By Todd Whitney
Police brutality protests gripped New York City in the late 1990's. From 1997-1999, thousands of protesters and activists hit the streets to bring attention to Mayor Giuliani's heavy-handed policing tactics toward communities of color.
Fresh incidents of police violence added to the already tense environment of the time. African American photographer Jamel Shabazz made it his mission to document the outrage and protest that defined the era.
Shabazz started taking photographs as a young man to document daily life in his native New York City. In 1983 he became an officer in a correctional facility near New York’s City Hall. He used his lunch break to escape the stresses of working at one of the city's busiest criminal intake facilities—but those breaks were often interrupted by the protests.

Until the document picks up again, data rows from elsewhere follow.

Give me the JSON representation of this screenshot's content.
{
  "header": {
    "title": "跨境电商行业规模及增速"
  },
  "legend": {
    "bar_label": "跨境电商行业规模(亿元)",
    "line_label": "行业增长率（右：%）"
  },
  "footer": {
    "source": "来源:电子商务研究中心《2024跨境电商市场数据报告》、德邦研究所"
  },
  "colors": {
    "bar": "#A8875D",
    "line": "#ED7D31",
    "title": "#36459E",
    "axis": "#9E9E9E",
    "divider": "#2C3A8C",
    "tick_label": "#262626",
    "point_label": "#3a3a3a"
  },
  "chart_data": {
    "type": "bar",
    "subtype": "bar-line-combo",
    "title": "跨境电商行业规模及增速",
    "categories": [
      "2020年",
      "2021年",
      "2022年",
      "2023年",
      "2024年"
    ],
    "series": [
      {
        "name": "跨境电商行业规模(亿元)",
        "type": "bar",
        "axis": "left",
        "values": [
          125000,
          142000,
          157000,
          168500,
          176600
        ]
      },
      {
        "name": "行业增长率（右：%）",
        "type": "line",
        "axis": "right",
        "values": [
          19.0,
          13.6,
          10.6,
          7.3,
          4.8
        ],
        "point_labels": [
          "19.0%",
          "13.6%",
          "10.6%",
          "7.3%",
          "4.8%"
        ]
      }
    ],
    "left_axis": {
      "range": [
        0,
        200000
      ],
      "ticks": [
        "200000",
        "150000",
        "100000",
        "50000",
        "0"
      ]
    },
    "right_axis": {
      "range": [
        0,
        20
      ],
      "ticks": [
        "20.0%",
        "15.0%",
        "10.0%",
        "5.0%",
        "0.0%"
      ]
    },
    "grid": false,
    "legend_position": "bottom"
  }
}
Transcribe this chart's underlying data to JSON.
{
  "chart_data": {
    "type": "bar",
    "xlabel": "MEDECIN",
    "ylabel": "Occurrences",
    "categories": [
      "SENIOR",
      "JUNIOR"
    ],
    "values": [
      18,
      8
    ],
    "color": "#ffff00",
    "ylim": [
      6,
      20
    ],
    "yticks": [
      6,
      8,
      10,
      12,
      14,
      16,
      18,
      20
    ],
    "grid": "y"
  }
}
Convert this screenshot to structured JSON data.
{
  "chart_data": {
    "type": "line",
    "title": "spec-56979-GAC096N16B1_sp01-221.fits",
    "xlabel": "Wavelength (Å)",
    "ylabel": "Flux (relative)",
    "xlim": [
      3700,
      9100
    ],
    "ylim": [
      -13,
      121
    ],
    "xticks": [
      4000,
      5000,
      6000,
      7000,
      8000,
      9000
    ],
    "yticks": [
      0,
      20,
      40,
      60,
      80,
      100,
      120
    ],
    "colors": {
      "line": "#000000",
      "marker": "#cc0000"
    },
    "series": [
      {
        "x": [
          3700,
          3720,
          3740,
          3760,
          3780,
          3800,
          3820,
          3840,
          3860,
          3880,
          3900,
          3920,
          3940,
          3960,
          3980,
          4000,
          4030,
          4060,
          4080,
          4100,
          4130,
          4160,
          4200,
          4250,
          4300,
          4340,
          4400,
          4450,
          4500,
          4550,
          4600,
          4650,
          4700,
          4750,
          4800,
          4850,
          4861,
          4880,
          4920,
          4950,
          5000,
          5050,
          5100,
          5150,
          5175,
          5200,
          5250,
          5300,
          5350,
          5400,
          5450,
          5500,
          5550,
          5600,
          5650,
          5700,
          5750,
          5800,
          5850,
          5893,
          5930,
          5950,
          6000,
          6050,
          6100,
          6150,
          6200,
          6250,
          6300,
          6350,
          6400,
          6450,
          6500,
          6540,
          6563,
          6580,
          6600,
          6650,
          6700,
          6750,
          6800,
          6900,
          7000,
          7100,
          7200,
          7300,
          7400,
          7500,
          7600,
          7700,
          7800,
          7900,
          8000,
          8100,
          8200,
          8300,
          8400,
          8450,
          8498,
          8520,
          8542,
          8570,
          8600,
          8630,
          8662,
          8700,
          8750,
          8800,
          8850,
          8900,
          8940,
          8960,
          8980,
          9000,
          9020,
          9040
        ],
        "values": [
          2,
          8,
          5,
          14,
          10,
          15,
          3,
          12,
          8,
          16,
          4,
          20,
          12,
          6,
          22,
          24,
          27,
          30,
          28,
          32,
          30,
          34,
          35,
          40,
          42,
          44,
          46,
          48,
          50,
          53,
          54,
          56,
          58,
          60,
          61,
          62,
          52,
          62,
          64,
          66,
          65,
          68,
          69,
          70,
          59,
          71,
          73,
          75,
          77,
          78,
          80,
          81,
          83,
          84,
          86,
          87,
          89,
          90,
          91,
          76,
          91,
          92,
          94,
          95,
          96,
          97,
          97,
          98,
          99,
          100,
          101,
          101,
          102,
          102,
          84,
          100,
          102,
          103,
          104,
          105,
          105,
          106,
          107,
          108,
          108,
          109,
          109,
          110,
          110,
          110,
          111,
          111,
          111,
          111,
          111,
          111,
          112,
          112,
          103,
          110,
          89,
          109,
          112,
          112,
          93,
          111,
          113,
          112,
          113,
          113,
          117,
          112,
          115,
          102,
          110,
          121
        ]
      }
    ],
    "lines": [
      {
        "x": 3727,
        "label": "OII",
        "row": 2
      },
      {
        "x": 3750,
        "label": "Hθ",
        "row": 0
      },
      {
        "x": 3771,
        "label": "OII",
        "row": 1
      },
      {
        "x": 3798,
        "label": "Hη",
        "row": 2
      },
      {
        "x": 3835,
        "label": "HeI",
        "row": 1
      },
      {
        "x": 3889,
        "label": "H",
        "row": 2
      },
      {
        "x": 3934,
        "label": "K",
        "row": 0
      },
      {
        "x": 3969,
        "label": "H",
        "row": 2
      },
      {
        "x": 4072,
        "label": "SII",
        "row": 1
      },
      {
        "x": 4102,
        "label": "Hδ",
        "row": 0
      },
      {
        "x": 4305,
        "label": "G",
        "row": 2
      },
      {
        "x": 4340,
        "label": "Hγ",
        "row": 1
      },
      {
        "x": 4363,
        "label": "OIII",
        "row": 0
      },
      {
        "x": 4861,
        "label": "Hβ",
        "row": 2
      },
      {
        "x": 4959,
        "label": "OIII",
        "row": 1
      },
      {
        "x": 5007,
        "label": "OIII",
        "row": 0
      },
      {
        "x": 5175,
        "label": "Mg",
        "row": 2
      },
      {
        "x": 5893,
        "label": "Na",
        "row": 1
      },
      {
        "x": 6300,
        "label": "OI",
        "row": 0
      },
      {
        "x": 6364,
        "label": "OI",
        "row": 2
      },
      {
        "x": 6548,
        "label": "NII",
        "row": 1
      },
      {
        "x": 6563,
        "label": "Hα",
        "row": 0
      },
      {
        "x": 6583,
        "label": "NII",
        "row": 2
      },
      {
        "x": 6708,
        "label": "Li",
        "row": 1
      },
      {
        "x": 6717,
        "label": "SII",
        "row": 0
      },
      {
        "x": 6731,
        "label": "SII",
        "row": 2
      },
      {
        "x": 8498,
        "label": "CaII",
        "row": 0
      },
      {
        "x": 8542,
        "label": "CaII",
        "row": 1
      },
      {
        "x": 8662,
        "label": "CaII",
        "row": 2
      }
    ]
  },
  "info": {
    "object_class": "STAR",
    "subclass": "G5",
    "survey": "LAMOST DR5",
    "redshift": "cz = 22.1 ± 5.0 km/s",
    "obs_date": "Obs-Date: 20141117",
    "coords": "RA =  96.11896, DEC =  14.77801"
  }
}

Shabazz approached the protests from a unique position: as an Black American, he could relate to the protesters’ grievances—but as someone who worked in law enforcement, he understood that not every police officer was always motivated by racism and prejudice. Shabazz began documenting the protests, as well as various aspects of prison life, to tell a more complete story.
Jamel Shabazz has since become one of the world’s most notable hip-hop photographers. But he also sees it as his responsibility to mentor young people. He uses his lens to not only document the urban culture in which he grew up, but to tell his subjects that they are worthy of being photographed.